Schiller and Delgado, 2010). This supports the assumption of direct anxiety induction by crotoxin. Moreira could show that Crotoxin induces an increased emotional state in rats in the open-field and hole-board tests, however they used high concentrations of crotoxin (100, 250, 500 µg/kg, ip; Moreira et al., 1996). Under these conditions, crotoxin significantly increased freezing and decreased ambulation. These behavioral changes could be blocked by an anxiolytic dose of diazepam. Moreira and colleagues (1996) suggested that these high-dosage effects express an increased emotional state induced by crotoxin and consequently central nervous effects of this substance. The fact that crotoxin increases freezing and that anxiolytic drugs like diazepam can block this behavior indicates an anxiety induction through crotoxin. In the present study the lower dose of crotoxin (45 µg/kg) did not lead to detectable anxiety behavior in the experimental animals in the open-field test. However, with fMRI direct anxiety induction by crotoxin could be detected even before changes in animals` behavior occurred. Moreover, in a clinical study of Cura and colleagues, two of six patients with advanced cancer showed grade 2-3 anxiety after crotoxin treatment in the highest dose (0.03 to 0.22 mg/m² crotoxin i.m.) for 30 consecutive days (Cura et al., 2002). In rats a dose of 0.26 mg/m² would correspond to the dose used in the present study (45 µg/kg). Consequently, the fMRI technique allows direct future validation of crotoxin-induced increased activity of the amygdala in humans (cf. Hess et al., 2011) and of the central nervous effects of crotoxin.
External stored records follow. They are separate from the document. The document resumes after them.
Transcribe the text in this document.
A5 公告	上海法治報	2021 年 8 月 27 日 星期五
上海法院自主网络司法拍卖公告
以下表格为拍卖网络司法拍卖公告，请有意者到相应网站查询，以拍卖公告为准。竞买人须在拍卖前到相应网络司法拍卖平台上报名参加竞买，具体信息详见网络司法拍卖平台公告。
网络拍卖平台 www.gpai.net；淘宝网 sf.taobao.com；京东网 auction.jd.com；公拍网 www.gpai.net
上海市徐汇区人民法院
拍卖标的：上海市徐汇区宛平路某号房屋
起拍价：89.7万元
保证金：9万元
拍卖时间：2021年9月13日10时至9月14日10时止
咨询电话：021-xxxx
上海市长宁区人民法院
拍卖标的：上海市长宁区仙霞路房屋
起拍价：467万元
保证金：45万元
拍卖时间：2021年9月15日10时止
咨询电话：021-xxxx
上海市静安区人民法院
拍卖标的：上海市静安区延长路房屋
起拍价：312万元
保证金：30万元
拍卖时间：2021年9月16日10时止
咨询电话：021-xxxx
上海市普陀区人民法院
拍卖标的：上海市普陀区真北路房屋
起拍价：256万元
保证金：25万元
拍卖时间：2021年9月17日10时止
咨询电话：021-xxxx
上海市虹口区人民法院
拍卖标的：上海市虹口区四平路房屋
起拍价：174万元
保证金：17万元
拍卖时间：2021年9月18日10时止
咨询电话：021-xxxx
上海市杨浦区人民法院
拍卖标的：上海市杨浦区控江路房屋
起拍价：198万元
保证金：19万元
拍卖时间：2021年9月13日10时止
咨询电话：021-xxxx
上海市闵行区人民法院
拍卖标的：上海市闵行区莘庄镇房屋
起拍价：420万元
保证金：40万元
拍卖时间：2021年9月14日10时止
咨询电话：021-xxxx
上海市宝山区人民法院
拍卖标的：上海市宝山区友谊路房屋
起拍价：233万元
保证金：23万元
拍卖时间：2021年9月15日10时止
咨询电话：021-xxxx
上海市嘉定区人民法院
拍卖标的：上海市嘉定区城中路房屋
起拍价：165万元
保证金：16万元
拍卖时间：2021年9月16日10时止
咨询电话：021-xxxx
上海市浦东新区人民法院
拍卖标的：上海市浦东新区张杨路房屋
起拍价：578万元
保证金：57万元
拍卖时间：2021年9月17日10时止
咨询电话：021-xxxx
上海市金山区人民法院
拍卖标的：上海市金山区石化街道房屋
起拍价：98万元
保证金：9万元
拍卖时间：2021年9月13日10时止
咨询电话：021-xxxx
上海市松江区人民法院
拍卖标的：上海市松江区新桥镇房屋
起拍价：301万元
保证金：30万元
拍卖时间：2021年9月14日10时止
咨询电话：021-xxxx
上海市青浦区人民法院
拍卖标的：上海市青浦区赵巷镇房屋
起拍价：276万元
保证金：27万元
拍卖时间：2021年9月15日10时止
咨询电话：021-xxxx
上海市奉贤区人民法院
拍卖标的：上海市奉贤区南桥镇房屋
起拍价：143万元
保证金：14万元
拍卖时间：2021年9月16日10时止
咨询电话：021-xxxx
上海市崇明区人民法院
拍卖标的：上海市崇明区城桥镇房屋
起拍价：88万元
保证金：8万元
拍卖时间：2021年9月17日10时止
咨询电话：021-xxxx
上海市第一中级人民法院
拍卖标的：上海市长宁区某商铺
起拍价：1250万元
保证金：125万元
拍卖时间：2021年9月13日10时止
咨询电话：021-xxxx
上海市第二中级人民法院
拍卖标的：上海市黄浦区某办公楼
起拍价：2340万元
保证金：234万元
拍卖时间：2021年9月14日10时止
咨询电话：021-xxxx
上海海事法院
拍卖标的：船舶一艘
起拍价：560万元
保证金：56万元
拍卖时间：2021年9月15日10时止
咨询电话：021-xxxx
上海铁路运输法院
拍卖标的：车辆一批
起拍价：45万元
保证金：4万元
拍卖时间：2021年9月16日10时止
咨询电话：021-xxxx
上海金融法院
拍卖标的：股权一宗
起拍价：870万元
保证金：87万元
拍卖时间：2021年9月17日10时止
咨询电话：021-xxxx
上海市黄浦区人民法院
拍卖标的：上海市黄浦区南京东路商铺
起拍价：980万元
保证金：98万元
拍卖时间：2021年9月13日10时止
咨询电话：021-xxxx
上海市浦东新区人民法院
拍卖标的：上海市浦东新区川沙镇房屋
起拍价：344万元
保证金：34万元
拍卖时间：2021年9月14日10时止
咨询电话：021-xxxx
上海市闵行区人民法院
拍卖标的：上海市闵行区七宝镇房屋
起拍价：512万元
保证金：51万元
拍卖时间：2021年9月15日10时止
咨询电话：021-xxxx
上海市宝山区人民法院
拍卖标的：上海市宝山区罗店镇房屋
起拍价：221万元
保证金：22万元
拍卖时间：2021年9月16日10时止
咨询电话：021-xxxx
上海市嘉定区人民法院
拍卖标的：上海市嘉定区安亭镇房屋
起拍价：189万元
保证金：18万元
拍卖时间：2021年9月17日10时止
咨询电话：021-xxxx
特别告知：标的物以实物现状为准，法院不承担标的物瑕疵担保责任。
In the present study the peripheral antinociceptive effects of crotoxin could be confirmed with the non-invasive fMRI technique. Beyond that, specific higher-order brain structures like somatosensory and association cortices that contribute to this antinociceptive effect could be identified. BOLD amplitude as well as activated volume was affected by crotoxin but each in a different manner with more significant antihyperalgesic effects. Because changes in the observed BOLD effect might also be caused by direct brain-structure specific interactions of the applied drug, future studies of the regional cerebral blood volume (rCBV, respective pharmacological MRI) should be performed (Belliveau et al., 1991; Chin et al., 2008a; Chin et al., 2008b;

Schwarz et al., 2007). The direct interactions of drugs with the central nervous system

can be visualized without any sensory stimulation using this imaging technique (Schwarz et al., 2004; Schwarz et al., 2003). This approach could disentangle potential direct interactions of crotoxin in the CNS und enhance the mechanistic understanding of the effects of crotoxin.

Finally we would like to emphasize that BOLD fMRI is an ideal method for translational drug research in the field of toxinology because (I) it is non-invasive, (II) enhances animal welfare, (III) provides the possibility to translate findings from animals to humans using the very same surrogate marker and readout technology, and thereby (IV) allows to investigate pharmacological effects of animal-venom components in humans in the future (cf. Hess et al., 2001).